Data Gateway Integration

Introduction

The system offers two main APIs for integration into existing environments. The webVis-API allows the application developer to visualize different resources based on simple URI (can be URN or URL), and the Data Gateway API provides pull-access to the data based on a single URL per URI. The system automatically translates the URI to URL based on local configuration settings.

Resource Specification

A URI can either be a URL or a URN. URNs are mapped to URLs by the system. For example:

The URL must be valid location with a known schema (e.g. HTTPS). The application also must provide authentication tokens if necessary. To support this, the system can transparently pass single-sign-on tokens (e.g. Cookies) along.

The URN can be an installation specific name which is automatically mapped to a configured location while processed. Exact mappings can be configured within the system via a mapping table.

Configuring a URN mapping rule instead of directly using URLs allows for decoupling of client applications interacting with the system and backend data gateway locations. This allows future relocation or replacement of backends without needing to modify client applications.

Data Gateway Interface

The Data Gateway Interface is a simple but powerful abstraction to access data and builds on best practice webserver techniques. It maps the webVis URI to a single URL which can be configured to specific needs. The resource URL can be any valid URL container. For example:

The interface tries to achieve the following goals:

  • Minimal interface to pull data from any data backend

  • Based on standard HTTP techniques and best practices

  • Standard Apache server should be able to provide sufficient functionality

  • Provide single interface to all persistent and dynamic resources

  • New backends can be added without changes to instant3Dhub components

Resource Concepts

Several key concepts are supported by the infrastructure and define how cached resources are handled by the system.

A resource can be:

  • static, i.e. it never changes. Static resources are never checked for newer versions.

  • dynamic, i.e. it can change over time. How often changes are expected to occur can be specified to control update checks.

  • public, i.e. personalized authorization checks are skipped when providing clients with caches. This can only be set explicitly, as resources are protected by default.

  • protected, i.e. personalized authorization must be done against the source when proving clients with caches. This is the default behavior and must be explicitly overridden.

Each of these properties can either be defined per URN, or set in the HTTP response headers of the source, as described in the next few sections.

The system accesses resources in two separate ways:

  • Retrieving the resource itself to generate a cached representation.

  • Retrieving properties about the resource, such as whether a certain user has the appropriate viewing rights.

It is important to make this distinction, as the resource will not need to be retrieved very often, while property requests can happen very frequently.

Accessing Resources & Authorization

Resources are accessed via HTTP GET and authorized via HTTP HEAD requests. The system assumes that a HEAD request is faster than a full GET request, as HEAD requests are made more frequently, and are also used to determine whether a cached representation is outdated, or whether a user is authorized to view a resource.

  • GET: Requests a representation of the specified resource (header + body)

  • HEAD: Expected to contain the same information as GET, only without a body

For both HEAD and GET requests, Single-Sign-On tokens in the form of cookies or other HTTP headers are supported. Both request types use the token of the user initiating the request.

Response Codes

Standard HTTP response codes are supported. The most essential are the following:

  • 200: OK. This results in a cache being generated, or a cached representation being delivered to the user.

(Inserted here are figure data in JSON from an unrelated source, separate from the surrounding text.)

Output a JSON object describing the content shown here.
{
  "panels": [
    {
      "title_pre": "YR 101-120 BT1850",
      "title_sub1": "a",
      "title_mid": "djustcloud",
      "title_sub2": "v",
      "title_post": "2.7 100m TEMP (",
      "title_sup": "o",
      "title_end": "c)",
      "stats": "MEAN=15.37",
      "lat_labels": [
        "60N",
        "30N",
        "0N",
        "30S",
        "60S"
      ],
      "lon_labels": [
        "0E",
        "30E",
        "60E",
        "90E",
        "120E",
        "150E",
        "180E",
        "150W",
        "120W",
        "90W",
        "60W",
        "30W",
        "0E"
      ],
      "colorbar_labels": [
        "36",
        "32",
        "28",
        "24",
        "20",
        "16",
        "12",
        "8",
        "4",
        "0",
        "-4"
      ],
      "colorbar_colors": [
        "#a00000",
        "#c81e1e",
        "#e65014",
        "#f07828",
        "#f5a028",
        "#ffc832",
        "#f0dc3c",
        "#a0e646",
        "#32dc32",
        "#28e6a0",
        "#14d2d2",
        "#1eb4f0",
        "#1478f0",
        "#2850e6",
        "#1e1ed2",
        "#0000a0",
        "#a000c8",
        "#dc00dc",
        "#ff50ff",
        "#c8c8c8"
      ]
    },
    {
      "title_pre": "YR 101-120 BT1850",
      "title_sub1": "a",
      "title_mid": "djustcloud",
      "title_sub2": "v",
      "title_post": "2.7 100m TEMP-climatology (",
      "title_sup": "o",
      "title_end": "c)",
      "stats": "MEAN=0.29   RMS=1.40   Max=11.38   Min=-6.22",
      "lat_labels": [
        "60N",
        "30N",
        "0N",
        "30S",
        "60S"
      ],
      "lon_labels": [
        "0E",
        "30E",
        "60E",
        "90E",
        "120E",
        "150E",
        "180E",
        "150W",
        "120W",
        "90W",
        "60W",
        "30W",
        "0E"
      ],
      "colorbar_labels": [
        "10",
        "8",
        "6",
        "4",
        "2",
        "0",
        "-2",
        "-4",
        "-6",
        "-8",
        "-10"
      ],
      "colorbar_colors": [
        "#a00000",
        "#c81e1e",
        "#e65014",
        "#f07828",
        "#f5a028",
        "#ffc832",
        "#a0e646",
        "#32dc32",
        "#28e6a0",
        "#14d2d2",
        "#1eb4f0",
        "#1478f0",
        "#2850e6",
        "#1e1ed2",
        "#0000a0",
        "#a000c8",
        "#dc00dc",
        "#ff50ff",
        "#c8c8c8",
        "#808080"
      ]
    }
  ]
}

  • 202: Data not yet available. No cache is generated for this response. Future requests will try again.

  • 30X: Redirect. Redirects are only followed for GET requests, never HEAD requests. A redirect for a HEAD request results in unauthorized behavior for users.

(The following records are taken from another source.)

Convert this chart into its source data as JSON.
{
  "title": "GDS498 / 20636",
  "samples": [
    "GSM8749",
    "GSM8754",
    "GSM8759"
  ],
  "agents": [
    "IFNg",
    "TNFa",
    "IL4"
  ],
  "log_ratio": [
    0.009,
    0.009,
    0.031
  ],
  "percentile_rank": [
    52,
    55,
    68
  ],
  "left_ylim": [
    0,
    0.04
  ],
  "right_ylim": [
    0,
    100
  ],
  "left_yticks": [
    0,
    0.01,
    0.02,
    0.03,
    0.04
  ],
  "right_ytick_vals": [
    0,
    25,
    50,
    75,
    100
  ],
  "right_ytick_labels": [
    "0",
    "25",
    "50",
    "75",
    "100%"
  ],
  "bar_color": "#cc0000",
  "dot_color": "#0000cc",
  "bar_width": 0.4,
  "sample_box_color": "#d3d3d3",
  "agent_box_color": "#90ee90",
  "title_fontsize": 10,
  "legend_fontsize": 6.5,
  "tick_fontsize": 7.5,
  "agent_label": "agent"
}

  • 404: Not Found. No cache can be generated for this response, and it is communicated to the user. However, future requests will still try again.

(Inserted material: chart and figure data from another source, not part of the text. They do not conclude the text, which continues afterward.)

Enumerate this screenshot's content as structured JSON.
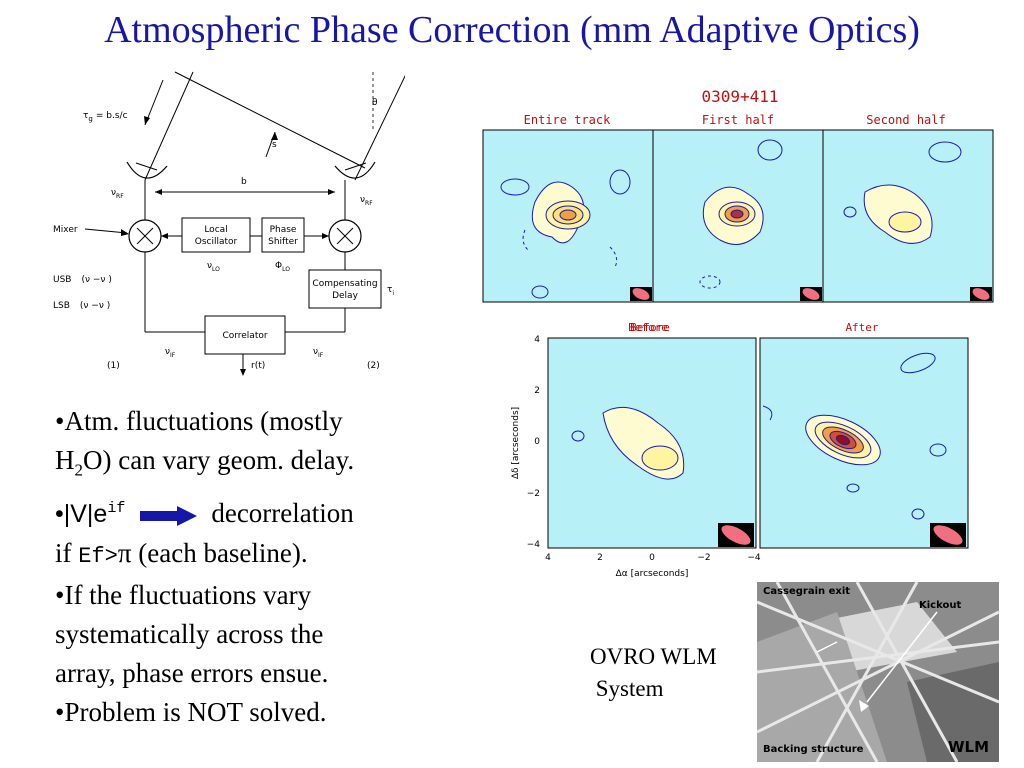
{
  "title": "Atmospheric Phase Correction (mm Adaptive Optics)",
  "diagram": {
    "tau_g": "τ",
    "tau_g_sub": "g",
    "tau_g_expr": "= b.s/c",
    "theta": "θ",
    "s": "s",
    "b": "b",
    "nu_rf_left": "ν",
    "nu_rf_right": "ν",
    "rf_sub": "RF",
    "mixer": "Mixer",
    "local_osc_1": "Local",
    "local_osc_2": "Oscillator",
    "nu_lo": "ν",
    "lo_sub": "LO",
    "phase_shift_1": "Phase",
    "phase_shift_2": "Shifter",
    "phi_lo": "Φ",
    "usb": "USB",
    "usb_expr": "(ν  −ν  )",
    "lsb": "LSB",
    "lsb_expr": "(ν  −ν  )",
    "comp_delay_1": "Compensating",
    "comp_delay_2": "Delay",
    "tau_i": "τ",
    "tau_i_sub": "i",
    "correlator": "Correlator",
    "nu_if_left": "ν",
    "nu_if_right": "ν",
    "if_sub": "IF",
    "r_t": "r(t)",
    "label_1": "(1)",
    "label_2": "(2)"
  },
  "bullets": {
    "b1_l1": "•Atm. fluctuations (mostly",
    "b1_l2_a": " H",
    "b1_l2_sub": "2",
    "b1_l2_b": "O) can vary geom. delay.",
    "b2_a": "•|V|e",
    "b2_sup": "if",
    "b2_b": "decorrelation",
    "b3_a": "  if ",
    "b3_mono": "Ef>",
    "b3_pi": "π",
    "b3_b": " (each baseline).",
    "b4_l1": "•If the fluctuations vary",
    "b4_l2": "  systematically across the",
    "b4_l3": "  array, phase errors ensue.",
    "b5": "•Problem is NOT solved."
  },
  "maps": {
    "source": "0309+411",
    "panel1": "Entire track",
    "panel2": "First half",
    "panel3": "Second half",
    "panel4": "Before",
    "panel5": "After",
    "y_axis_label": "Δδ  [arcseconds]",
    "x_axis_label": "Δα  [arcseconds]",
    "x_ticks": [
      "4",
      "2",
      "0",
      "−2",
      "−4"
    ],
    "y_ticks": [
      "4",
      "2",
      "0",
      "−2",
      "−4"
    ]
  },
  "caption": {
    "line1": "OVRO WLM",
    "line2": " System"
  },
  "photo": {
    "cassegrain": "Cassegrain exit",
    "kickout": "Kickout",
    "backing": "Backing structure",
    "wlm": "WLM"
  },
  "colors": {
    "title": "#1616a8",
    "map_bg": "#b8f0f8",
    "contour_pos": "#1a1ab4",
    "contour_neg": "#1a1ab4",
    "panel_label": "#c01010"
  }
}
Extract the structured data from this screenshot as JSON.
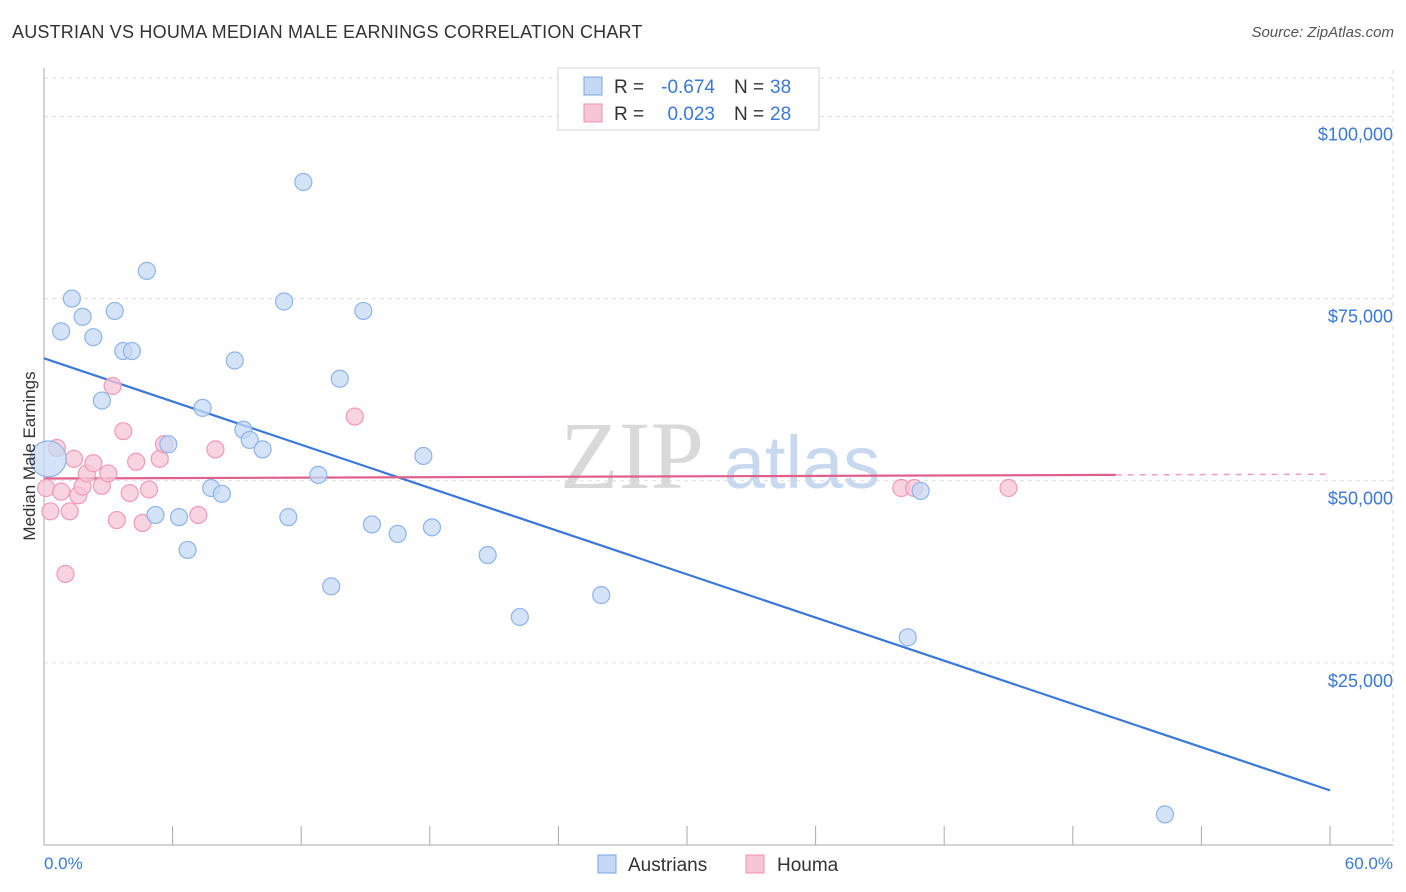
{
  "header": {
    "title": "AUSTRIAN VS HOUMA MEDIAN MALE EARNINGS CORRELATION CHART",
    "source": "Source: ZipAtlas.com"
  },
  "watermark": {
    "zip": "ZIP",
    "atlas": "atlas"
  },
  "colors": {
    "blue": "#3b78d8",
    "blue_fill": "#c5d9f4",
    "pink": "#e0608a",
    "pink_fill": "#f7c6d6",
    "value_text": "#3b78d8",
    "grid": "#dddddd"
  },
  "chart_data": {
    "type": "scatter",
    "title": "AUSTRIAN VS HOUMA MEDIAN MALE EARNINGS CORRELATION CHART",
    "xlabel": "",
    "ylabel": "Median Male Earnings",
    "xlim": [
      0,
      60
    ],
    "ylim": [
      0,
      105000
    ],
    "x_tick_labels": {
      "left": "0.0%",
      "right": "60.0%"
    },
    "y_ticks": [
      {
        "value": 25000,
        "label": "$25,000"
      },
      {
        "value": 50000,
        "label": "$50,000"
      },
      {
        "value": 75000,
        "label": "$75,000"
      },
      {
        "value": 100000,
        "label": "$100,000"
      }
    ],
    "legend_stats": [
      {
        "series": "Austrians",
        "r_label": "R =",
        "r_value": "-0.674",
        "n_label": "N =",
        "n_value": "38"
      },
      {
        "series": "Houma",
        "r_label": "R =",
        "r_value": "0.023",
        "n_label": "N =",
        "n_value": "28"
      }
    ],
    "series": [
      {
        "name": "Austrians",
        "color": "#3b78d8",
        "points": [
          [
            0.2,
            53000
          ],
          [
            0.8,
            70500
          ],
          [
            1.3,
            75000
          ],
          [
            1.8,
            72500
          ],
          [
            2.3,
            69700
          ],
          [
            2.7,
            61000
          ],
          [
            3.3,
            73300
          ],
          [
            3.7,
            67800
          ],
          [
            4.1,
            67800
          ],
          [
            4.8,
            78800
          ],
          [
            5.2,
            45300
          ],
          [
            5.8,
            55000
          ],
          [
            6.3,
            45000
          ],
          [
            6.7,
            40500
          ],
          [
            7.4,
            60000
          ],
          [
            7.8,
            49000
          ],
          [
            8.3,
            48200
          ],
          [
            8.9,
            66500
          ],
          [
            9.3,
            57000
          ],
          [
            9.6,
            55600
          ],
          [
            10.2,
            54300
          ],
          [
            11.2,
            74600
          ],
          [
            11.4,
            45000
          ],
          [
            12.1,
            91000
          ],
          [
            12.8,
            50800
          ],
          [
            13.4,
            35500
          ],
          [
            13.8,
            64000
          ],
          [
            14.9,
            73300
          ],
          [
            15.3,
            44000
          ],
          [
            16.5,
            42700
          ],
          [
            17.7,
            53400
          ],
          [
            18.1,
            43600
          ],
          [
            20.7,
            39800
          ],
          [
            22.2,
            31300
          ],
          [
            26.0,
            34300
          ],
          [
            40.3,
            28500
          ],
          [
            40.9,
            48600
          ],
          [
            52.3,
            4200
          ]
        ],
        "trend": {
          "x": [
            0,
            60
          ],
          "y": [
            66800,
            7500
          ]
        }
      },
      {
        "name": "Houma",
        "color": "#e0608a",
        "points": [
          [
            0.1,
            49000
          ],
          [
            0.3,
            45800
          ],
          [
            0.6,
            54500
          ],
          [
            0.8,
            48500
          ],
          [
            1.0,
            37200
          ],
          [
            1.2,
            45800
          ],
          [
            1.4,
            53000
          ],
          [
            1.6,
            48000
          ],
          [
            1.8,
            49200
          ],
          [
            2.0,
            51000
          ],
          [
            2.3,
            52400
          ],
          [
            2.7,
            49300
          ],
          [
            3.0,
            51000
          ],
          [
            3.2,
            63000
          ],
          [
            3.4,
            44600
          ],
          [
            3.7,
            56800
          ],
          [
            4.0,
            48300
          ],
          [
            4.3,
            52600
          ],
          [
            4.6,
            44200
          ],
          [
            4.9,
            48800
          ],
          [
            5.4,
            53000
          ],
          [
            5.6,
            55000
          ],
          [
            7.2,
            45300
          ],
          [
            8.0,
            54300
          ],
          [
            14.5,
            58800
          ],
          [
            40.0,
            49000
          ],
          [
            40.6,
            49000
          ],
          [
            45.0,
            49000
          ]
        ],
        "trend": {
          "x": [
            0,
            50
          ],
          "y": [
            50300,
            50800
          ],
          "dashed_to": 60
        }
      }
    ]
  },
  "legend": {
    "items": [
      {
        "label": "Austrians"
      },
      {
        "label": "Houma"
      }
    ]
  }
}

  • 401: Unauthorized. No cache can be generated (GET request), or user does not have authorization (HEAD request). This is communicated to the user.

  • 403: Forbidden. Same behavior as 401.

For more details see the technical API.

Response Headers

In addition to the response code, response headers can be used to give additional hints about the data itself. The following headers can be used:

  • ETag: Stored on initial GET requests and compared on every HEAD request. If the value does not change, the cached resource is considered up-to-date. The infrastructure will not try to update the cached resource.

  • Content-Type: Used on initial GET request to signal the data format to the system. This can be used to override a format configured for a URN or to prevent instant3Dhub from trying to guess a type based on a file extension. Known types can be found on https://www.threedy.io/scalability/anydata under Service Negotiation Key.

  • Content-Disposition: Used as a fallback to the Content-Type on GET requests. Defines a filename for the data, of which the file extension is used by the system as a hint for selecting an appropriate loader.

For more details see the technical API.